Hunt describes what the archaeologists are doing at the workhouse as a “genealogy of the welfare state”. The excavation of the cemetery and yard offers the “middle-part” of that development, between the Poor Laws that began in Tudor times, through to the workhouses and to the benefits system today.
“Thinking about diseases and the furlough scheme, or how the public purse deals with the poorer people in society, it’s clear that we still haven’t come to grips with that. I think it’s interesting that our benefits system is based on the idea that if you give people money they’ll naturally be lazy and they won’t want to work, so our benefits are rigged around the idea of trying to make people work.”
McLeod says it’s a matter of looking at why people had to turn to the workhouses then, and why they may need to turn to foodbanks or to benefits now. He questions whether the creation of the workhouse was really to help the poor or to “sweep them under the rug”.
As the excavation moved to the south of the site the archaeologists found more burials, these were on a traditional Christian east-west alignment and were spaced further apart and more cared for. Hunt believes this may be the overspill burials from the other parish cemeteries, those that weren’t residents of the workhouse but who were too poor to be buried anywhere else.
These were the deserving poor. The north of the site was where many of the bodies that were dissected were found, and the graves were packed in tight, one on top of the other in a herringbone pattern, sometimes people were even buried in the same coffin – these were the undeserving poor; those who had worked hard, suffered and often been cut up in death.
But as Cogar put it: “Those that were dissected and studied contributed to the advancement of modern medicine. So, while they were treated as less than nothing at the time, they have made a huge contribution to society.”
In 1853 the cemetery was closed. As knowledge of sanitation increased – much of which was led by a young Dr Rogers – it became illegal to bury human bodies inside the city, and so many of the burial grounds of London moved further afield, but the workhouse remained open.

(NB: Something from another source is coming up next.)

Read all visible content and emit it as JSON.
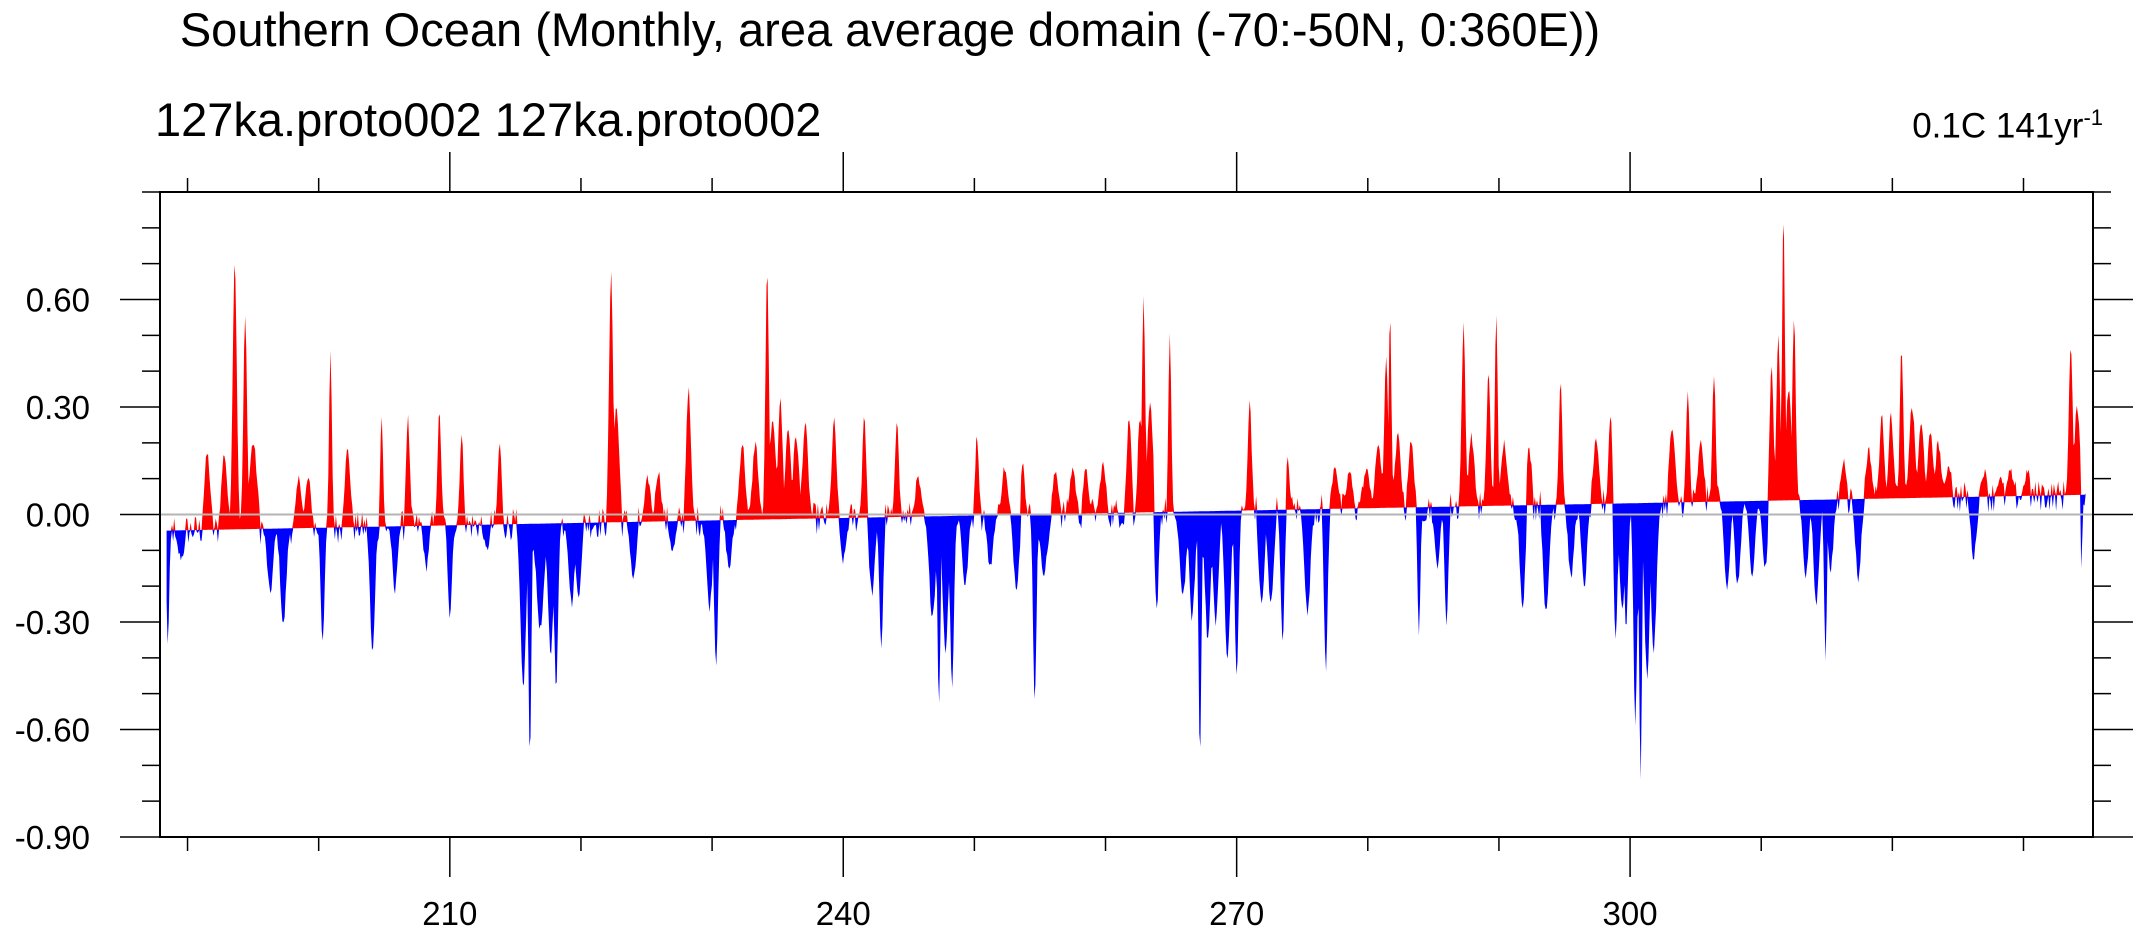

Dr Rogers would arrive as the medical officer three years later to begin his long battle for the reform of Poor Law healthcare. Based on his experiences at the workhouse he would become the founder of the Association for the Improvement of London Workhouse Infirmaries which, with support of Dickens and Florence Nightingale, would successfully lobby for the 1867 Metropolitan Poor Bill, providing 20 hospitals across London for workhouse residents, which would have wider reaching benefits for the workhouse system and the poor as a whole.
“Working on this site turns the research, photos and examples we know about into a reality,” said Hameed. “We are not only at the heart of where it all took place but also uncovering the people that have a significant story to tell.”
The workhouse continued to be a place of medical care, later becoming an infirmary and then the Middlesex Annexe and outpatient department as part of the NHS before closing in 2005. The workhouse building itself will return to being residential accommodation, and the UCLHC – University College London Hospitals Charity – which is developing the site, is also constructing a building at the rear of the site, which will house six new MRI scanners, continuing that medical legacy.
The bones of the people that once sought refuge in the Strand Union workhouse will be studied and analysed before being respectfully reburied in consecrated ground. These people will continue to enhance our understanding of public health and society in Georgian and Victorian London.
“It's an incredibly special site,” said Cogar. “And we've only just scratched the surface.”